[advocacy] Open/Free/Personal music licenses

Bacchus Thirteen bacchus_t at yahoo.com
Fri Nov 16 02:51:31 PST 2001



Reading your argument, again the information seems to
be vital.  Musicians need to feel their music is not
abused for commercial purpose and music fans are sure
that we are paying to musicians for what they offered
us.

If you are busy with your own works, could you show us
the list of useful information on the net?  Not
propaganda(!) Our generation is very suspicious of any
kind of propaganda.

Correct and simple information is more helpful.  Do we
need lawyers or academics in law department? 
Actually, if someone who is knowledgeable of law
builds a website, it must be very helpful but I wonder
if someone volunteers it or not.

--- Daniel James <daniel at mondodesigno.com> wrote:

> As for Ogg Vorbis not being a 'secure' format, we
> have to question 
> what security means to the various parties involved.
> The conventional 
> definition of the content industry is that 'secure'
> means 
> 'pay-to-play'. We might define it instead as
> 'authenticated', ie that 
> an encryption key proves that the artist personally
> authorized the 
> release of the track on the internet.
> 
> I can envisage a track being pay-to-play without the
> consent of the 
> artist - secure in the first sense but not the
> second.

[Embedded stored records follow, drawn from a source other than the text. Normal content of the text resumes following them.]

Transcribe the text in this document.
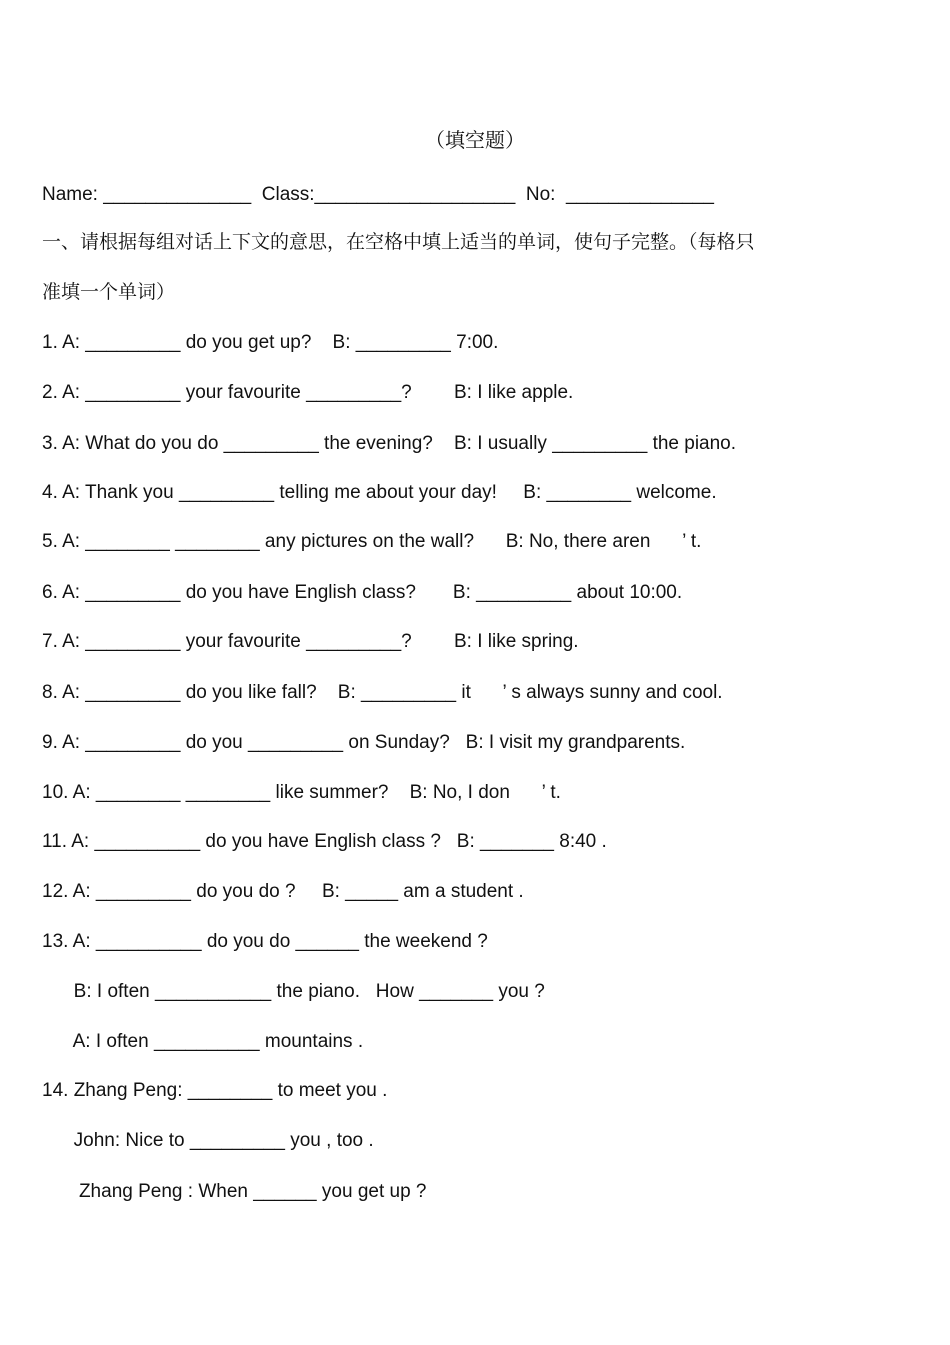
（填空题）
Name: ______________ Class:___________________ No:  ______________
一、请根据每组对话上下文的意思，在空格中填上适当的单词，使句子完整。（每格只
准填一个单词）
1. A: _________ do you get up?    B: _________ 7:00.
2. A: _________ your favourite _________?        B: I like apple.
3. A: What do you do _________ the evening?    B: I usually _________ the piano.
4. A: Thank you _________ telling me about your day!     B: ________ welcome.
5. A: ________ ________ any pictures on the wall?      B: No, there aren      ’ t.
6. A: _________ do you have English class?       B: _________ about 10:00.
7. A: _________ your favourite _________?        B: I like spring.
8. A: _________ do you like fall?    B: _________ it      ’ s always sunny and cool.
9. A: _________ do you _________ on Sunday?   B: I visit my grandparents.
10. A: ________ ________ like summer?    B: No, I don      ’ t.
11. A: __________ do you have English class ?   B: _______ 8:40 .
12. A: _________ do you do ?     B: _____ am a student .
13. A: __________ do you do ______ the weekend ?
B: I often ___________ the piano.   How _______ you ?
A: I often __________ mountains .
14. Zhang Peng: ________ to meet you .
John: Nice to _________ you , too .
Zhang Peng : When ______ you get up ?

For example, 
> the artist may prefer to have their music freely
> downloaded and 
> shared, either for altruistic or marketing reasons,
> but the record 
> company says no.
> 
> If I was signed to a record label that released my
> music in Windows 
> Media Player format, I'd be upset that the people
> downloading it 
> thought I supported Microsoft and all they stand
> for... 
> 
> When an internet user downloads a pay-to-play track,
> how do they know 
> that the artist is getting a cut of the money? Even
> the 'official' 
> site of a musician might be out of their control,
> especially if they 
> are not tech-savvy.
> 
> Anecdote: I used to live around the corner from a
> studio belonging to 
> a group world-famous in the 1960's. I phoned them up
> to say that 
> their name had been taken as a .com by some web
> parasites who would 
> sell it to anybody for $thousands, and that I'd help
> them get it 
> back. They didn't have a clue what I was talking
> about, and a few 
> days later I got a letter from their office -
> created on a 
> typewriter.  I don't know about the rest of you, but
> I haven't seen a 
> mechanical typewriter in use for at least ten years.